There are a bunch of ways to approach this, and here’s one.
I prefer to program backwards from consumers to producers, because I find that when I write producers first, I put all sorts of stupid stuff in them that I never use and leave out super-important stuff that I have to add later.
So what does our consumer want?

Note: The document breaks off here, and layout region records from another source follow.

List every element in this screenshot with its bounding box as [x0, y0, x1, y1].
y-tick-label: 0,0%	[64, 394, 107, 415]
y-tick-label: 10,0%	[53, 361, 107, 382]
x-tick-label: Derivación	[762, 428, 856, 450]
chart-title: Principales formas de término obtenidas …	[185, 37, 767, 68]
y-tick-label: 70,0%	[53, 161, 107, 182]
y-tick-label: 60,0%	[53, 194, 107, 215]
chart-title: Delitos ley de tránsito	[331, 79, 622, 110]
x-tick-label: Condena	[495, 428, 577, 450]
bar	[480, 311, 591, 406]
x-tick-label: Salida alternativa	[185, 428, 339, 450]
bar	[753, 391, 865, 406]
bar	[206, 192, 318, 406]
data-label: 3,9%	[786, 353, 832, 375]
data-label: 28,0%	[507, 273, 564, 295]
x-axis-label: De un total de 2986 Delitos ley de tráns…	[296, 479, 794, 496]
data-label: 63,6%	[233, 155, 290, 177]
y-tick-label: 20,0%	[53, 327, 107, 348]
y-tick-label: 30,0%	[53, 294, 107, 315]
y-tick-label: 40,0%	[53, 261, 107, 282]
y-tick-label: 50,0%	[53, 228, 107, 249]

As I understand it, it wants to give us a phone number and get a message back:
class MessageService {
messagesForTelno(telno: string): Observable<string> {
// TODO
}
}
Now, given that we have the JSON object you posted, and for the sake of simplicity we’ll just hardcode it into our service:
interface Message {
phone: string;
message: string;
}
private upstream: Message[] = [
{ phone: ‘11113333’, message: ‘hello’ },
{ phone: ‘22223333’, message: ‘bye’ },
{ phone: ‘33334444’, message: ‘good-bye’ },
];
That’s not very convenient for messagesForTelno, because it would like to do something like this:
messagesForTelno(telno: string): Observable<string> {
return of(this.messages[telno]);
}
So now we’ve reduced our problem to how to get what we have (upstream) into what we want (messages):
private messages: { [telno: string]: string };
constructor() {
this.messages = {};
this.upstream.forEach(msg => {
this.messages[msg.phone] = msg.message;
});
}
Now you can inject MessageService into each of your pages and call messagesForTelno() with a phone number, and you will receive an Observable<string> of messages intended for that phone number. Currently as written, that’s only a single message, but this design would extend naturally to providing a stream of messages instead.